When I asked Cathryn, the tour guide, about getting a massage, she sent me to the bath house in the parking lot of our hotel. Sign language and finger writing established that I could have a 45 minute massage for 98 yuan. After I changed my outdoor sandals for green indoor ones, I was led towards the back part of the house past a row of showers. The room I entered was small and dark. The massage table had an oval hole for my head, and was designed for a shorter clientele -- my toes hung over the edge. The masseuse, a man, spoke no English. I slipped off the sandals and lay on my back, fully clothed. He started with my head -- as much acupressure as massage.
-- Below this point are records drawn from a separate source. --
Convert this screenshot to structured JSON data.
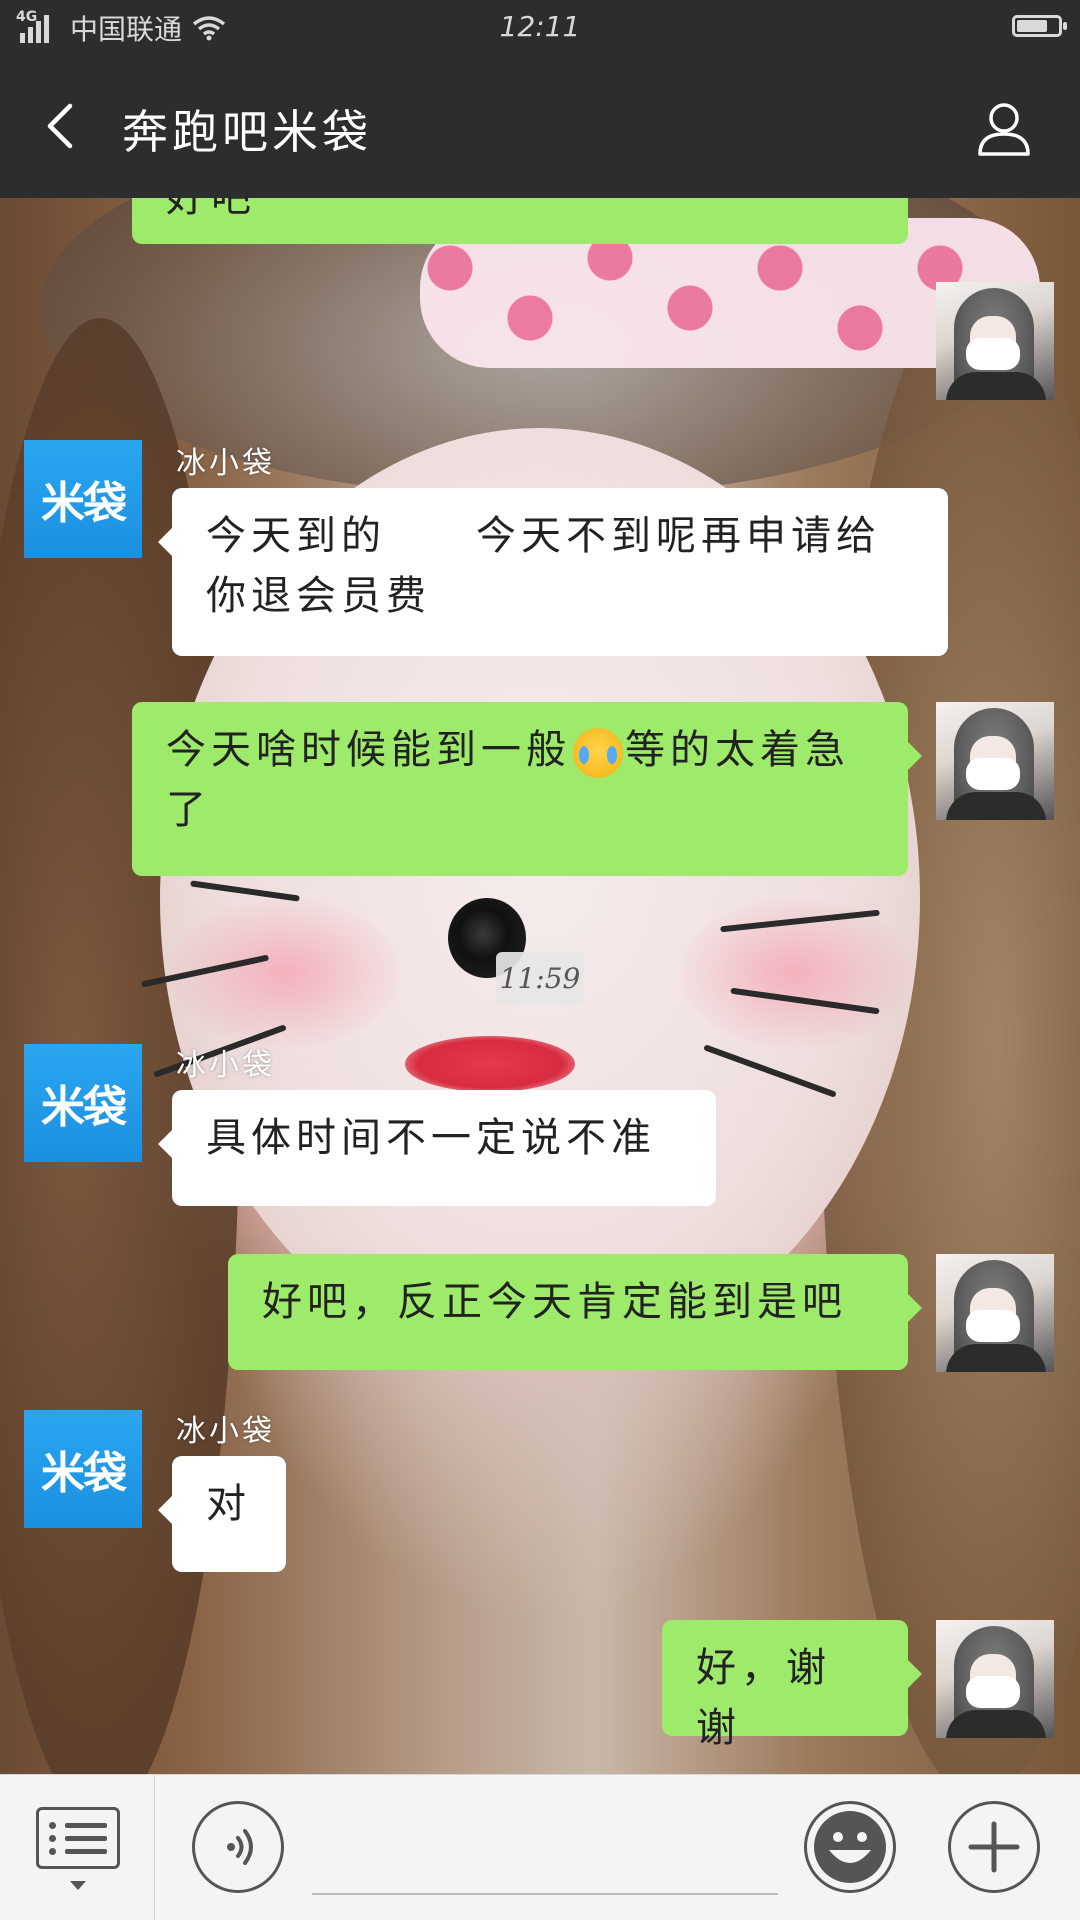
{
  "status_bar": {
    "network": "4G",
    "carrier": "中国联通",
    "time": "12:11",
    "battery_level": 0.75
  },
  "header": {
    "title": "奔跑吧米袋"
  },
  "messages": {
    "partial_top_text": "好吧",
    "m1": {
      "sender": "冰小袋",
      "avatar_text": "米袋",
      "text": "今天到的　　今天不到呢再申请给你退会员费"
    },
    "m2": {
      "text_before": "今天啥时候能到一般",
      "text_after": "等的太着急了"
    },
    "timestamp": "11:59",
    "m3": {
      "sender": "冰小袋",
      "avatar_text": "米袋",
      "text": "具体时间不一定说不准"
    },
    "m4": {
      "text": "好吧，反正今天肯定能到是吧"
    },
    "m5": {
      "sender": "冰小袋",
      "avatar_text": "米袋",
      "text": "对"
    },
    "m6": {
      "text": "好，谢谢"
    }
  },
  "colors": {
    "bar": "#2d2d2d",
    "bubble_sent": "#9eea6a",
    "bubble_received": "#ffffff",
    "avatar_brand": "#1b8fe0"
  },
  "icons": {
    "back": "chevron-left-icon",
    "profile": "person-icon",
    "menu": "list-menu-icon",
    "voice": "voice-icon",
    "emoji": "smiley-icon",
    "add": "plus-icon"
  }
}
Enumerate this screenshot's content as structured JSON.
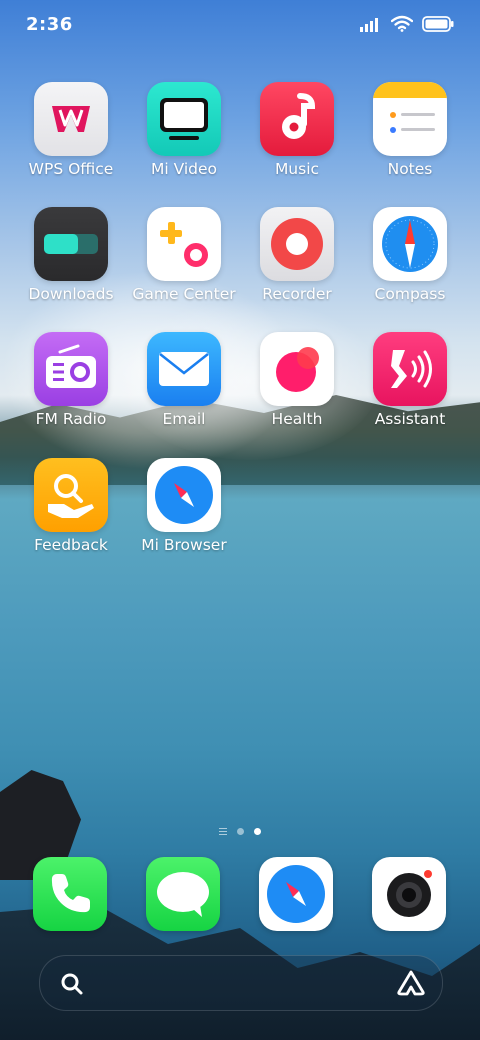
{
  "status_bar": {
    "time": "2:36"
  },
  "apps": [
    {
      "label": "WPS Office"
    },
    {
      "label": "Mi Video"
    },
    {
      "label": "Music"
    },
    {
      "label": "Notes"
    },
    {
      "label": "Downloads"
    },
    {
      "label": "Game Center"
    },
    {
      "label": "Recorder"
    },
    {
      "label": "Compass"
    },
    {
      "label": "FM Radio"
    },
    {
      "label": "Email"
    },
    {
      "label": "Health"
    },
    {
      "label": "Assistant"
    },
    {
      "label": "Feedback"
    },
    {
      "label": "Mi Browser"
    }
  ],
  "page_indicator": {
    "pages": 2,
    "current": 2
  },
  "dock": [
    "phone-icon",
    "messages-icon",
    "browser-icon",
    "camera-icon"
  ],
  "search": {
    "left_icon": "search-icon",
    "right_icon": "assistant-icon"
  }
}
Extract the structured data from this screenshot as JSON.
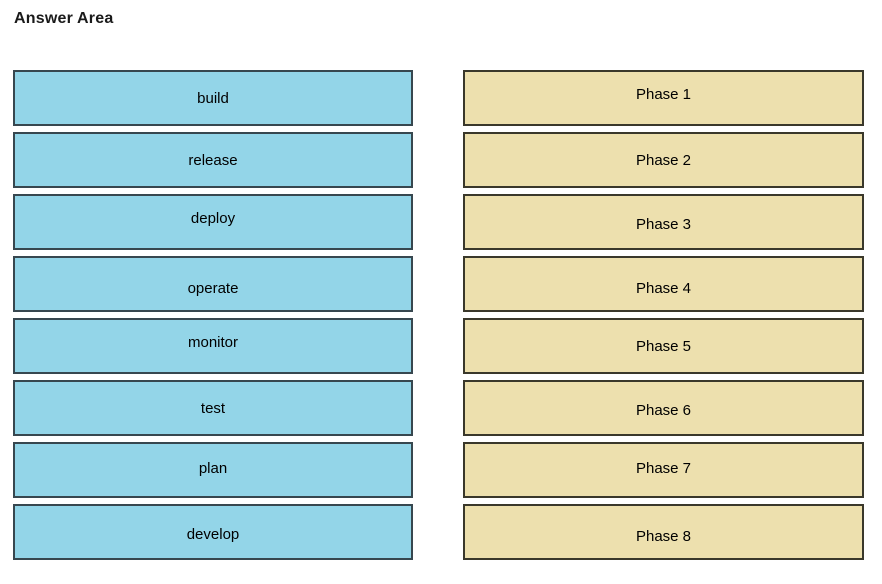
{
  "page": {
    "title": "Answer Area",
    "background_color": "#ffffff"
  },
  "colors": {
    "source_box_fill": "#93d5e8",
    "source_box_border": "#37474f",
    "target_box_fill": "#ede0ae",
    "target_box_border": "#3a382b",
    "text_color": "#000000"
  },
  "left_column": {
    "name": "drag-source-list",
    "items": [
      {
        "label": "build",
        "align": "center"
      },
      {
        "label": "release",
        "align": "center"
      },
      {
        "label": "deploy",
        "align": "up"
      },
      {
        "label": "operate",
        "align": "down"
      },
      {
        "label": "monitor",
        "align": "up"
      },
      {
        "label": "test",
        "align": "center"
      },
      {
        "label": "plan",
        "align": "up2"
      },
      {
        "label": "develop",
        "align": "down2"
      }
    ]
  },
  "right_column": {
    "name": "drop-target-list",
    "items": [
      {
        "label": "Phase 1",
        "align": "up"
      },
      {
        "label": "Phase 2",
        "align": "center"
      },
      {
        "label": "Phase 3",
        "align": "down2"
      },
      {
        "label": "Phase 4",
        "align": "down"
      },
      {
        "label": "Phase 5",
        "align": "center"
      },
      {
        "label": "Phase 6",
        "align": "down2"
      },
      {
        "label": "Phase 7",
        "align": "up2"
      },
      {
        "label": "Phase 8",
        "align": "down"
      }
    ]
  }
}
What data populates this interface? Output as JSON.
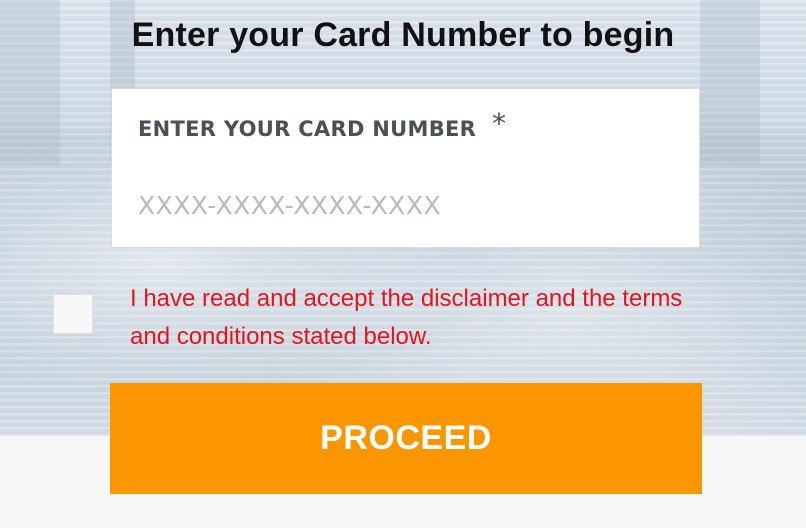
{
  "page": {
    "title": "Enter your Card Number to begin"
  },
  "card_field": {
    "label": "ENTER YOUR CARD NUMBER",
    "required_marker": "*",
    "placeholder": "XXXX-XXXX-XXXX-XXXX",
    "value": ""
  },
  "terms": {
    "checked": false,
    "text": "I have read and accept the disclaimer and the terms and conditions stated below."
  },
  "actions": {
    "proceed_label": "PROCEED"
  },
  "colors": {
    "accent": "#fb9600",
    "error_text": "#e3141e",
    "label_text": "#4a5058"
  }
}
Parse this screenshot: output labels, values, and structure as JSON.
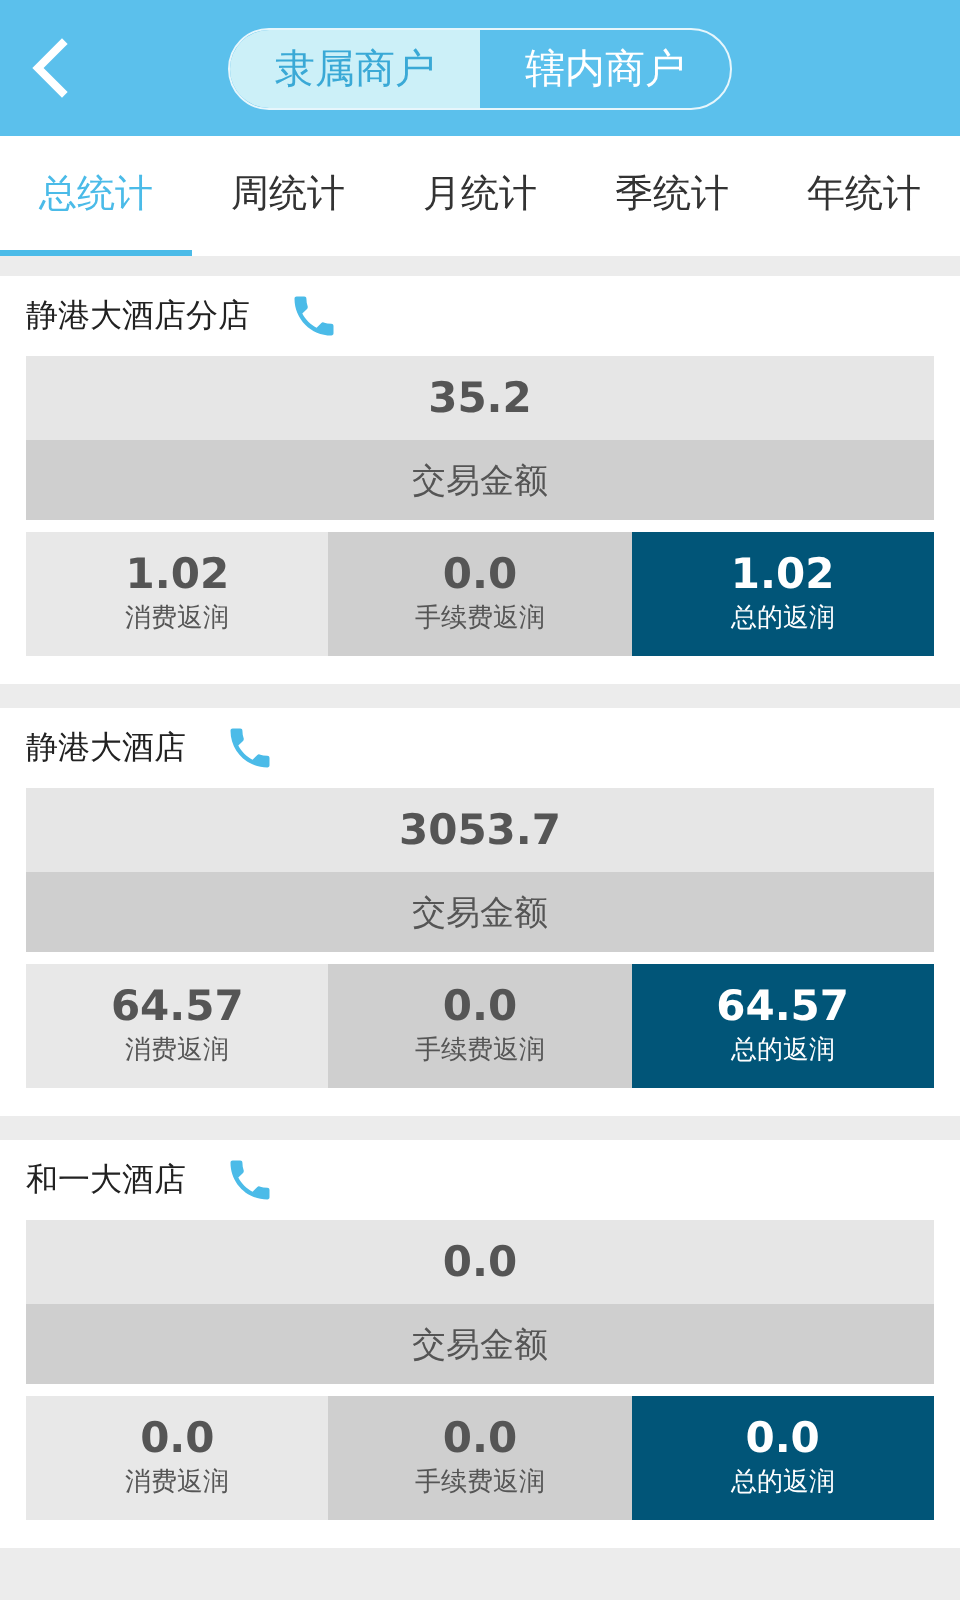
{
  "segments": [
    {
      "label": "隶属商户",
      "selected": true
    },
    {
      "label": "辖内商户",
      "selected": false
    }
  ],
  "tabs": [
    {
      "label": "总统计",
      "selected": true
    },
    {
      "label": "周统计",
      "selected": false
    },
    {
      "label": "月统计",
      "selected": false
    },
    {
      "label": "季统计",
      "selected": false
    },
    {
      "label": "年统计",
      "selected": false
    }
  ],
  "merchants": [
    {
      "name": "静港大酒店分店",
      "amount": "35.2",
      "amount_label": "交易金额",
      "stats": [
        {
          "kind": "light",
          "value": "1.02",
          "label": "消费返润"
        },
        {
          "kind": "mid",
          "value": "0.0",
          "label": "手续费返润"
        },
        {
          "kind": "dark",
          "value": "1.02",
          "label": "总的返润"
        }
      ]
    },
    {
      "name": "静港大酒店",
      "amount": "3053.7",
      "amount_label": "交易金额",
      "stats": [
        {
          "kind": "light",
          "value": "64.57",
          "label": "消费返润"
        },
        {
          "kind": "mid",
          "value": "0.0",
          "label": "手续费返润"
        },
        {
          "kind": "dark",
          "value": "64.57",
          "label": "总的返润"
        }
      ]
    },
    {
      "name": "和一大酒店",
      "amount": "0.0",
      "amount_label": "交易金额",
      "stats": [
        {
          "kind": "light",
          "value": "0.0",
          "label": "消费返润"
        },
        {
          "kind": "mid",
          "value": "0.0",
          "label": "手续费返润"
        },
        {
          "kind": "dark",
          "value": "0.0",
          "label": "总的返润"
        }
      ]
    }
  ]
}
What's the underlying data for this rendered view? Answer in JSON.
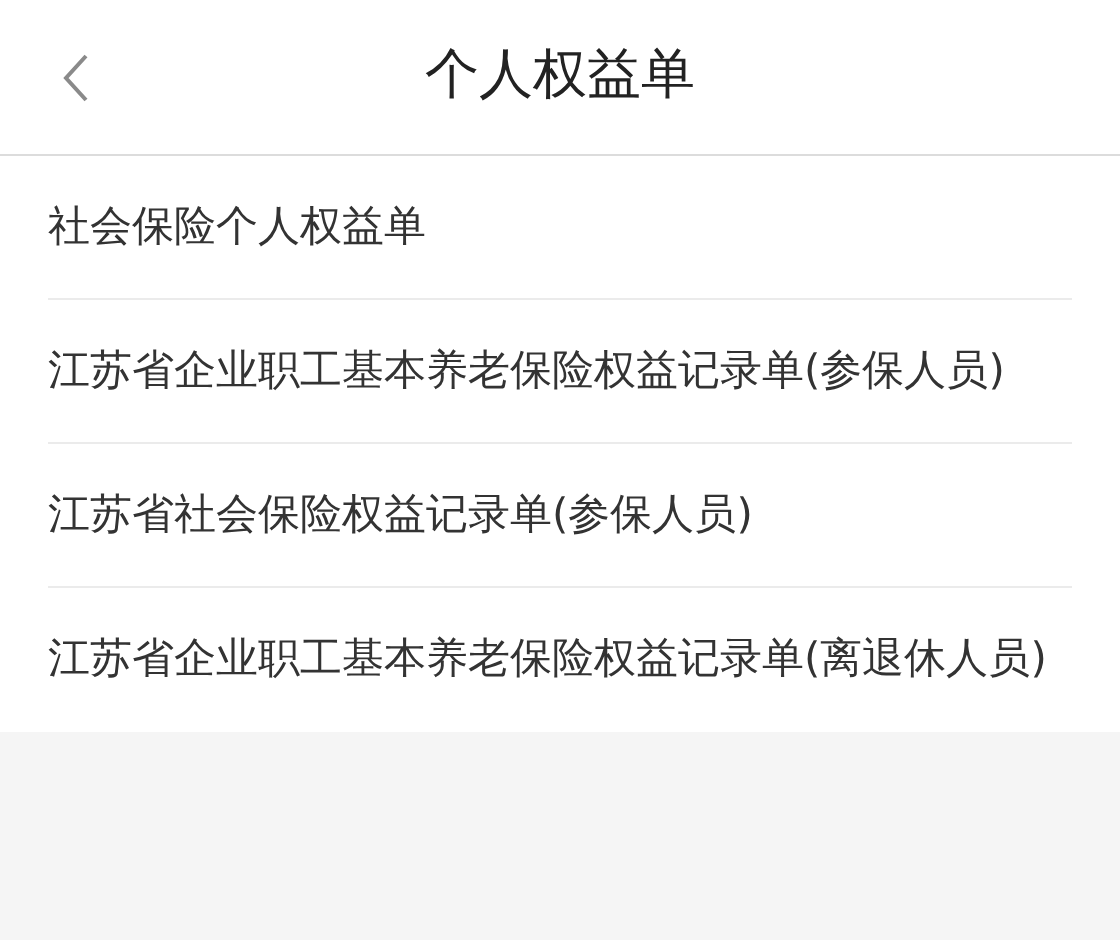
{
  "header": {
    "title": "个人权益单"
  },
  "items": [
    {
      "label": "社会保险个人权益单"
    },
    {
      "label": "江苏省企业职工基本养老保险权益记录单(参保人员)"
    },
    {
      "label": "江苏省社会保险权益记录单(参保人员)"
    },
    {
      "label": "江苏省企业职工基本养老保险权益记录单(离退休人员)"
    }
  ]
}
He also seemed to be working with the energy flows -- upward and vigorous on my scalp, smoother elsewhere. He snapped my fingers and wrists, and slapped my arms on the table, then worked a row of pressure points down my front. He paid less attention to my shoulders and upper back than my usual massage therapist, but worked my legs over well -- with the result that I had no ill effects from climbing a myriad of steps on the Great Wall. He did a fair amount of slapping, and put a lot of effort into the pressure points at the base of my spine. At the end he bent each leg at the knee, and then lifted it, bent, up and out -- it probably looked like a chicken wing. I had gone in hot, tired, and feeling slightly queasy. I came out feeling wonderful. It was a great return on 98 yuan.